Einkaufsmanager-Indizes signalisieren hohen Stellenzuwachs
Amerikanischer Jobmotor läuft auf vollen Touren

Die Beschäftigung in der US-Wirtschaft könnte im Mai deutlich stärker gestiegen sein als Volkswirte es bislang erwarten – dafür sprechen wichtige Frühindikatoren zur Job-Entwicklung. Die viel beachteten Konjunktur-Barometer des Institute for Supply Management (ISM), die auf Umfragen unter Einkaufsmanagern in der Service-Branche und der Industrie basieren, signalisieren: Im Mai kletterten die Neueinstellungen in den US-Unternehmen auf ein Rekordhoch.

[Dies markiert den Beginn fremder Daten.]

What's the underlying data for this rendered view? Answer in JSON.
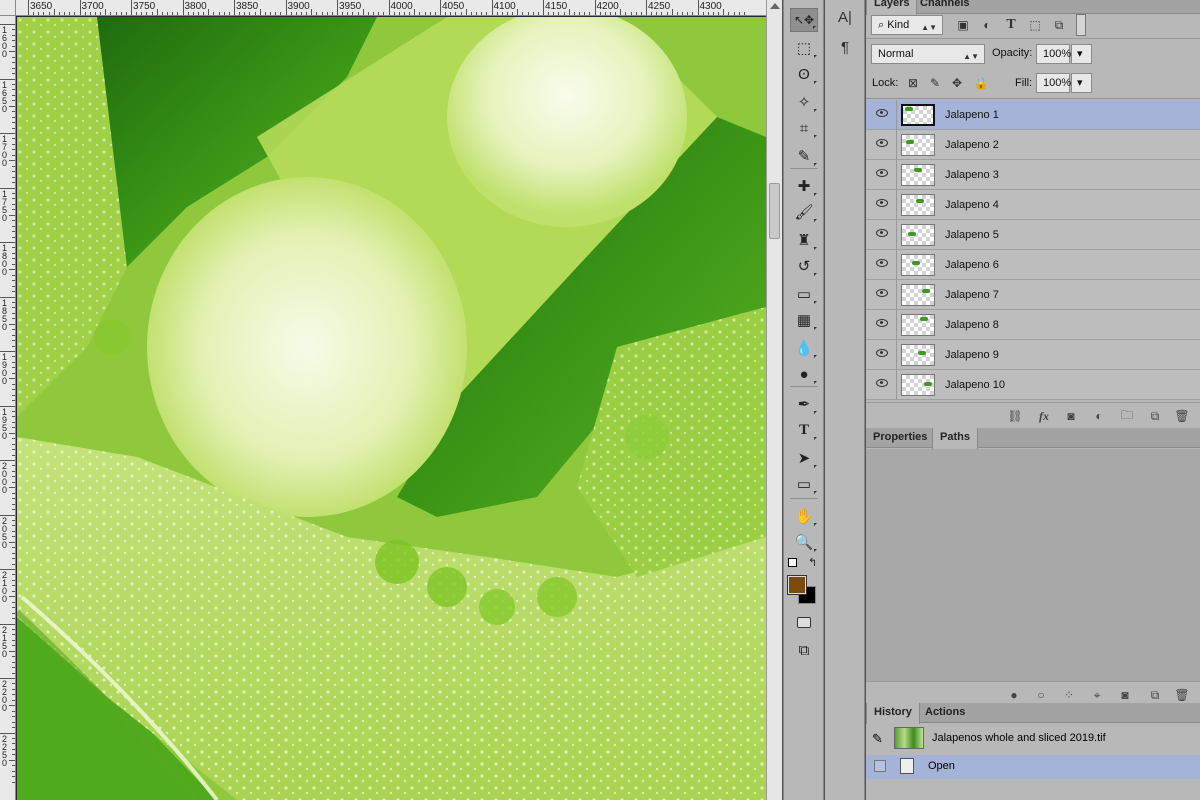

ost DÜSSELDORF. „Für sich betrachtet deuten die Indikatoren auf einen Beschäftigungsanstieg um rund 400 000 hin“, sagt Ethan Harris, US- Volkswirt bei der Investmentbank Lehman Brothers in New York. Bislang rechnen Ökonomen im Schnitt damit, dass die Zahl der Jobs gegenüber April um 225 000 gestiegen ist. Am heutigen Freitag veröffentlicht das US-Arbeitsministerium erste vorläufige Zahlen zur Beschäftigungsentwicklung im Mai.

Den ISM-Indikatoren zufolge entstanden im vergangenen Monat sowohl in der Dienstleistungsbranche wie auch in der Industrie deutlich mehr neue Jobs als Volkswirte erwartet hatten. Im Service-Sektor kletterte das Barometer für die Beschäftigungsentwicklung auf 56,3 Punkte von zuvor 54,5 und erreichte das zweithöchste Niveau seit Beginn der Umfrage im Jahr 1997, meldete das Institut am Donnerstag. Werte über 50 Punkte deuten auf wachsende Beschäftigung hin. Zwei Tage zuvor hatte das Institut bereits berichtet, dass das Job-Wachstum in der Industrie sogar auf den höchsten Stand seit 1973 geklettert war. „Der US-Arbeitsmarkt nimmt endlich auch an der Wirtschaftserholung teil“, kommentiert Harris. „Das Gesamtbild ist ein sehr gesundes“, meint auch Stephen Stanley, Chefvolkswirt des Finanzhauses RBS Greenwich Capital.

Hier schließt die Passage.